Der Schweizer Fussball, aber auch alle anderen Fußballvereine der Welt, folgen seit Jahrzehnten bestimmten Regeln. Sie sind ein fester Teil, wobei nicht nur die Rede von den eigentlichen Spielregeln ist. Wir sprechen auch von dem drumherum, was nun Sportvorstand Lutz Pfannenstiel vom Bundesligisten Fortuna Düsseldorf sauer aufstößt. Er fordert ein Umdenken in allen Bereichen des Fußballs. Vor allem die Coronakrise sieht er dabei als einen Weckruf.
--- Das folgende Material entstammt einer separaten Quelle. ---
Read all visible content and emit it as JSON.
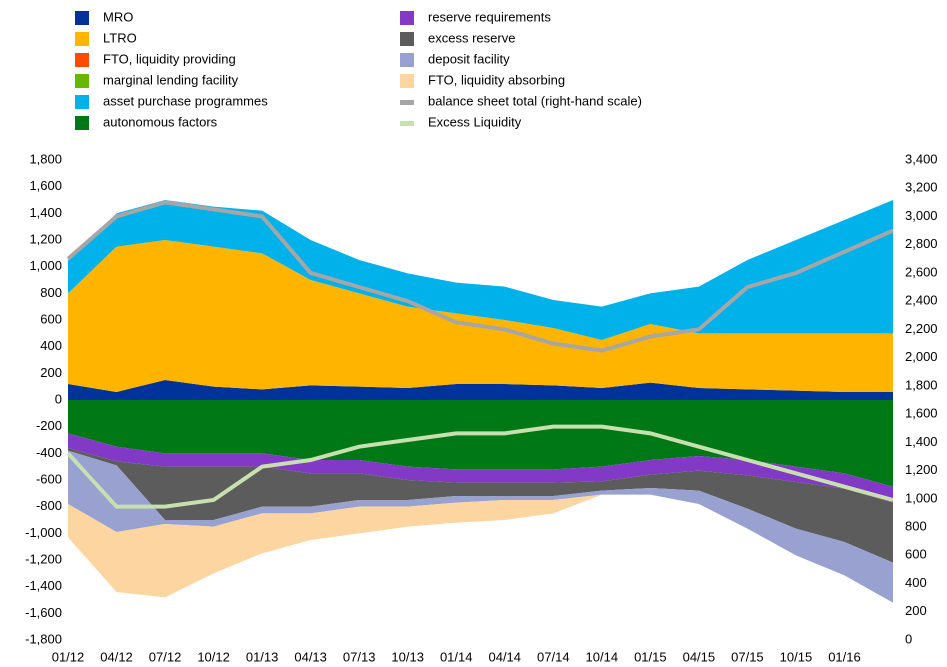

Pfannenstiel sagte im Gespräch mit der Deutschen Presse-Agentur: „Das gesamte Geschäft muss hinterfragt werden. Ein einfaches „Weiter so“ kann und darf es in dieser Form nicht geben.“ Zusätzlich erzählt er: „Wir brauchen im Fußball mehr Nachhaltigkeit, Bodenständigkeit und allem voran Demut.“ Ein besonderer Dorn im Auge ist dem Sportvorstand die „Mond-Beträge“ der Spieler. Er fordert, dass die Gehälter schrumpfen und auf ein gesundes Normalmaß sinken. Dafür gibt es auch einen Grund: „Diese gigantischen Summen werden von der Gesellschaft kritisch beäugt und das zurecht. Das hat zu einer Entfremdung des Fußballs geführt.“

Die Corona-Krise sieht der ehemalige Türhüter dabei als eine Chance, um für eine Normalisierung im Fußball zu sorgen. Immerhin kam es während der Coronazeit zu zahlreichen Änderungen, auch hinsichtlich der Gehälter der Spieler. Pfannenstiel dazu: „Ich kann nur hoffen, dass es sich um eine nachhaltige Entwicklung handelt. Meine Befürchtung ist, dass die Summen irgendwann ins Unermessliche steigen.“ Der Experte betont aber auch, dass sich das Verhalten aller Beteiligten in der Öffentlichkeit verändern muss. Schon das Fundament des Fußballs muss stabil und gesund sein, da es ansonsten wie eine Seifenblase zu zerplatzen droht. Dazu gehört eine gewisse Außendarstellung nach Pfannenstiel.

Nach zahlreichen Gesprächen ist sich Pfannenstiel aber nicht mehr sicher, ob alle den ernst der Lage verstanden haben: „Es war wie ein wirkungsvoller Schuss vor den Bug. Alle haben gemerkt, dass auch der große Profi-Fußball, welcher eigentlich immer als Königsdisziplin galt, anfangen kann zu bröckeln. Dabei sollten wir eines nicht vergessen: Es kann vom einen auf den anderen Moment in eine andere Richtung gehen.“ Ob es zu einem Umdenken im Profi-Fußball kommt, ist wohl abzuwarten. Jedoch wird es Pfannenstiel schwer haben, gegen all die Personen anzukommen, die nur das große Geld beim Spiel sehen, statt den Sport an sich.